From your benchmark I see that you didn't provide results for boost::multiprecision::fixed_int, but rather for boost::multiprecision::** backends::cpp_int_backend. I tried to update boost multiprecision branch, but boost/mutliprecision/backends directory appeared to be empty.
Many thanks for the use case - in point of fact it's proved pretty hard to
get a general purpose solution anywhere near your special-purpose code - simply because your code is so simple
I wouldn't say so. The only simple thing about my extended_int implementation is that it implements 3 basic operations: addition, subtraction and multiplication. But I don't see any problems on extending it to support division and other arithmetic operations. My point is that for fixed integer class it's not a good idea to represent negative numbers as two's complement. The main point of my benchmark was to compare fixed int implementations. And those should not have much performance difference in construction of temporary variables.

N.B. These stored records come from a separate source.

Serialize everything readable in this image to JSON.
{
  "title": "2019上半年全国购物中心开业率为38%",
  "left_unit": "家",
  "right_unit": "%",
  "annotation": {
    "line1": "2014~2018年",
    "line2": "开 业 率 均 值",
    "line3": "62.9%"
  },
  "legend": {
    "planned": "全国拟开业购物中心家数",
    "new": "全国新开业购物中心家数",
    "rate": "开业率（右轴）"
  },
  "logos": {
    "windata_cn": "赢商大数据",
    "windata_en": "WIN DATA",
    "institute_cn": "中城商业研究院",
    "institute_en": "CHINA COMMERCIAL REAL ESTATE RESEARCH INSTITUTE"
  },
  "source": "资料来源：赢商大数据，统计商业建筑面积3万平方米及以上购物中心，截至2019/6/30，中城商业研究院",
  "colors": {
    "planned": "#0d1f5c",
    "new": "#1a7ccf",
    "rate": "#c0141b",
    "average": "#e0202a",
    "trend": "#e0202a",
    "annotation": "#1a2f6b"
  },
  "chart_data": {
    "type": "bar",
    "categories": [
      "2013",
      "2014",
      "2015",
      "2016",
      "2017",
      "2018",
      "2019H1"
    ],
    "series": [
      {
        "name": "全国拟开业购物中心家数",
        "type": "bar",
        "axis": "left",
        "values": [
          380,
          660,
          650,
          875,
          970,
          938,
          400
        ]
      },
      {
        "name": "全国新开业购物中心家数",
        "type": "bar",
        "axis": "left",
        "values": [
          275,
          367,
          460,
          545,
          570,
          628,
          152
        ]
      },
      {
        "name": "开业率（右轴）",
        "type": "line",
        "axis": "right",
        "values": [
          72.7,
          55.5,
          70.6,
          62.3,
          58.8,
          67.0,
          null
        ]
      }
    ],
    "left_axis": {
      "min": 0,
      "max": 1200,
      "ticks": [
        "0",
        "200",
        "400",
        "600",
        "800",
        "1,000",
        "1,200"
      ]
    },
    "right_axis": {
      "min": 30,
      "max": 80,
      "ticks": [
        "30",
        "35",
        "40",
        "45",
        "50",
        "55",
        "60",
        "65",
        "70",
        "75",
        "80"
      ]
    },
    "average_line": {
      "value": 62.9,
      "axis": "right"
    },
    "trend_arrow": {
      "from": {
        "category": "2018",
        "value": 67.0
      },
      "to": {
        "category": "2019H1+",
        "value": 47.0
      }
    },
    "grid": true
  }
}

Ah, you probably misunderstood what I meant. Let me give you a concrete example: Your multiplication code is fast, probably as fast as it can be in your particular use case, the limb counts never grow too large, so there are actually very few integer ops executed for a multiply. Now it so happens that multiplying by an integer (or big number with a single limb) can be optimised with it's own simpler routine, that's *much* quicker (as in order of magnitude quicker) for larger limb counts. But.... hooking that code into cpp_int made your benchmark run slightly slower... the cause is the extra check in there to see if the optimisation can be taken! Basically, in most cases, your routines are called with small numbers that execute so few integer ops, that seemingly trivial changes can have quite detrimental effects on runtime. There are other similar examples, but basically my case is that to make the integer type general purpose there are actually lots of these special case checks, each of which are there for a very good reason, but which collectively easily account for that 10% slowdown in my code compared to yours. In short there's no free lunch, what's an optimisation for X is often a dis-optimisation for Y.
I think what we are seeing in Andrii's use case may generalize across
quite a few different big number use cases.

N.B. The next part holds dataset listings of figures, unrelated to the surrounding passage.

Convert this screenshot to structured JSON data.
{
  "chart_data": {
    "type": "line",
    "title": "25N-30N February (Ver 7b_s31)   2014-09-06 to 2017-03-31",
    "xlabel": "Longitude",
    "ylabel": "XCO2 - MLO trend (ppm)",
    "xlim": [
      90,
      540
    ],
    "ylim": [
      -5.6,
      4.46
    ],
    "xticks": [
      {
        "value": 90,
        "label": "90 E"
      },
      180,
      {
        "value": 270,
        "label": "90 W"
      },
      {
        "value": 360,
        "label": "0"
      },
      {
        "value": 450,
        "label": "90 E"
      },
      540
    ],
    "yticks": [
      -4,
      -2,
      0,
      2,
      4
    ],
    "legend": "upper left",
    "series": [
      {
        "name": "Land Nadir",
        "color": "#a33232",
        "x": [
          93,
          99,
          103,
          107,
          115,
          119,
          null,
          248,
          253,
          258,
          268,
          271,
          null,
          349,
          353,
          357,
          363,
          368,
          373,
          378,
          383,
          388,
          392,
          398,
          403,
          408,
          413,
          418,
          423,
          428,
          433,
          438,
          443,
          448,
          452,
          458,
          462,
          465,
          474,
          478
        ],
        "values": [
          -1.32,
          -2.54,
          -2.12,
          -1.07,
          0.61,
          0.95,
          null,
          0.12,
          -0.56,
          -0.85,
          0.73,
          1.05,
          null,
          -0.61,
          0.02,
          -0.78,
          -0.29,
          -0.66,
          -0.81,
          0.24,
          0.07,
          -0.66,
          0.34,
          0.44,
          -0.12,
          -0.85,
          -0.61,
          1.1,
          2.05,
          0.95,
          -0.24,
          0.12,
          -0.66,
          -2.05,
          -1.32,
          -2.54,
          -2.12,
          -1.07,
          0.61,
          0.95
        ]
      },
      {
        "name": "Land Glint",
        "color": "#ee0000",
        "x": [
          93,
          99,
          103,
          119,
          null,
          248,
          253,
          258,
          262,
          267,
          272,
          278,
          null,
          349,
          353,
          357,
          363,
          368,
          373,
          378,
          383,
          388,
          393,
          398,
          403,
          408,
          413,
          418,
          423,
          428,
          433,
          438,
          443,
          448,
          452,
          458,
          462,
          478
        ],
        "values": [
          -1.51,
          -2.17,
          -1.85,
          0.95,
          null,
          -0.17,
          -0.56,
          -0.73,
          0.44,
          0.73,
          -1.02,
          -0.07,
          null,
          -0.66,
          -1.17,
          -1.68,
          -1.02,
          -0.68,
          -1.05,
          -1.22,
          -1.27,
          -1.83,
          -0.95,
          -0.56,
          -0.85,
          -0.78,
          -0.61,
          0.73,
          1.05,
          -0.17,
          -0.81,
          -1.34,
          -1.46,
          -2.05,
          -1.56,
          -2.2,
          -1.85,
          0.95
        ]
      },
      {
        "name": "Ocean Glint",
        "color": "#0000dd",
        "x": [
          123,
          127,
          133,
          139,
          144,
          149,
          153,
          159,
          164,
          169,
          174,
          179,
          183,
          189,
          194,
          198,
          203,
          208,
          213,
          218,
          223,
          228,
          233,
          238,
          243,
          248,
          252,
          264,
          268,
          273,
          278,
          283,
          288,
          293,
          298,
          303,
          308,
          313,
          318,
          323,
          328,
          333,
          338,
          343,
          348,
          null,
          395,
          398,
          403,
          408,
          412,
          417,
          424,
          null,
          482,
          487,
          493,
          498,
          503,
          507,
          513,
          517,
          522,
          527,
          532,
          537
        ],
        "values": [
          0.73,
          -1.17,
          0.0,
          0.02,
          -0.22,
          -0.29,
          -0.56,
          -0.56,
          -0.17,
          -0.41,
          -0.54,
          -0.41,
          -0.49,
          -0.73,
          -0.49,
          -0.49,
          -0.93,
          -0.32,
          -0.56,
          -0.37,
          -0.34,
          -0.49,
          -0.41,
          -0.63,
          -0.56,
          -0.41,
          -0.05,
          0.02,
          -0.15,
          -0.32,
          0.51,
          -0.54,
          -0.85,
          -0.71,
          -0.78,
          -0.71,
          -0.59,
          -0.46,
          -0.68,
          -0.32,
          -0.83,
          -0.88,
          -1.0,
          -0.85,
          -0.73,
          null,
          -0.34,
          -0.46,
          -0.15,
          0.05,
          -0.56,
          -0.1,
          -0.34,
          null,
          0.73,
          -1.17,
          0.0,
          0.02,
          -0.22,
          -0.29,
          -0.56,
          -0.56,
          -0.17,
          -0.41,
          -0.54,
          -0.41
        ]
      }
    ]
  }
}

Exactly, the main point of usage of fixed big integer class is that it doesn't require you to think about temporaries creation (except overflowing stack, but that's another topic). I would say that for math computations it is the best option in 90% of cases.

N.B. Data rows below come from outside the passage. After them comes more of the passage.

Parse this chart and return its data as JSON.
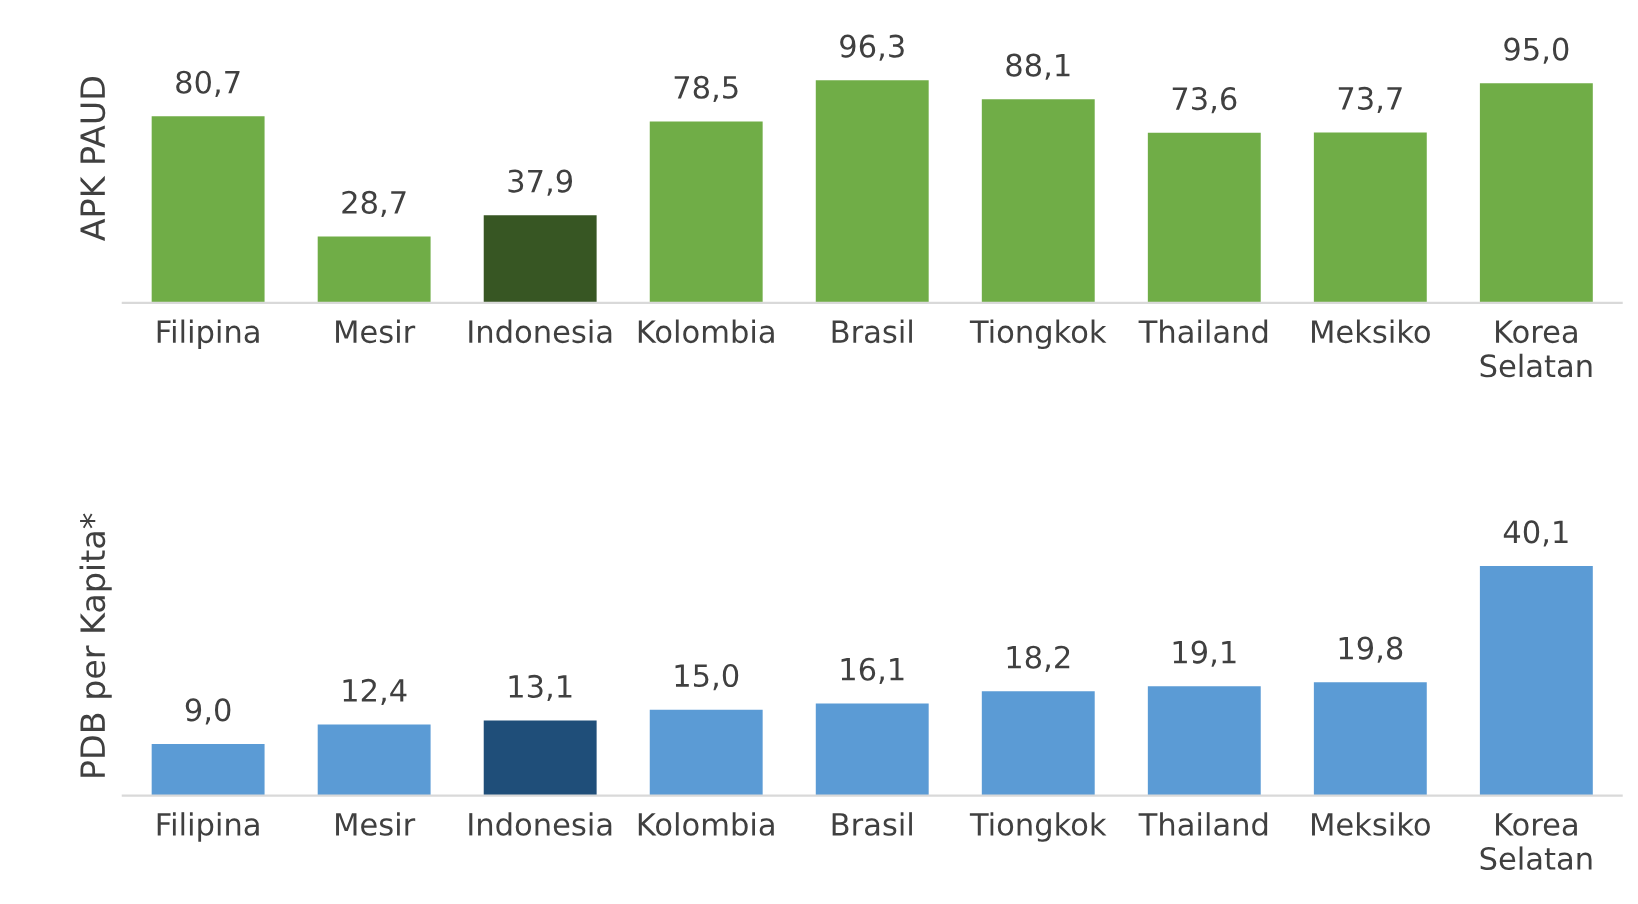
{
  "chart_data": [
    {
      "type": "bar",
      "ylabel": "APK PAUD",
      "categories": [
        "Filipina",
        "Mesir",
        "Indonesia",
        "Kolombia",
        "Brasil",
        "Tiongkok",
        "Thailand",
        "Meksiko",
        "Korea\nSelatan"
      ],
      "values": [
        80.7,
        28.7,
        37.9,
        78.5,
        96.3,
        88.1,
        73.6,
        73.7,
        95.0
      ],
      "value_labels": [
        "80,7",
        "28,7",
        "37,9",
        "78,5",
        "96,3",
        "88,1",
        "73,6",
        "73,7",
        "95,0"
      ],
      "colors": [
        "#70ad47",
        "#70ad47",
        "#375623",
        "#70ad47",
        "#70ad47",
        "#70ad47",
        "#70ad47",
        "#70ad47",
        "#70ad47"
      ],
      "tick_labels": "x",
      "grid": false,
      "legend": false
    },
    {
      "type": "bar",
      "ylabel": "PDB per Kapita*",
      "categories": [
        "Filipina",
        "Mesir",
        "Indonesia",
        "Kolombia",
        "Brasil",
        "Tiongkok",
        "Thailand",
        "Meksiko",
        "Korea\nSelatan"
      ],
      "values": [
        9.0,
        12.4,
        13.1,
        15.0,
        16.1,
        18.2,
        19.1,
        19.8,
        40.1
      ],
      "value_labels": [
        "9,0",
        "12,4",
        "13,1",
        "15,0",
        "16,1",
        "18,2",
        "19,1",
        "19,8",
        "40,1"
      ],
      "colors": [
        "#5b9bd5",
        "#5b9bd5",
        "#1f4e79",
        "#5b9bd5",
        "#5b9bd5",
        "#5b9bd5",
        "#5b9bd5",
        "#5b9bd5",
        "#5b9bd5"
      ],
      "tick_labels": "x",
      "grid": false,
      "legend": false
    }
  ]
}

It would be good for Boost to have both big int implementations: with stack allocated backend and heap allocated backend. I was able to contact Arseniy Kapoulkine, who's big int implementation is under /sandbox/SOC/2007/bigint. Arseniy agreed to work with Boost group to solve any problems that prevent the standardization. I will try to come up with benchmarks of the current implementation based on the Voronoi code. It would be very nice to combine that implementation with boost multiprecision.
Ah, I should have been clearer what I've done here: the old 2's complement fixed_int class has gone. There is now "one true" C++ big-int implementation that handles both arbitrary precision and fixed precision cases using signed-magnitude representation. Again, another compromise: sign magnitude is actually very slightly slower than the old 2's complement code for some operations, but has enough other advantages to make it worthwhile (so you sold me on that). It also has a template parameter that lets you tune the size of the internal cache (the bit that's used before any memory allocation takes place). Again this is a compromise: testing with my Miller Rabin code (another very important use case), increasing the internal cache size could actually make things worse if you happened to choose an "unfortunate" value compared to the size of the int's being tested. However, increasing some more so that no memory allocation ever happens then drops runtime down dramatically. Basically what I'm saying here, is there is no one true configuration, that offers the very best performance in all cases, if there was, we'd probably all be using GMP ;-) John. PS, the next step is to start stealing some more special case code from the SOC project.... I fully expect that to make your benchmarks run very slightly more slowly, but is necessary for other use cases....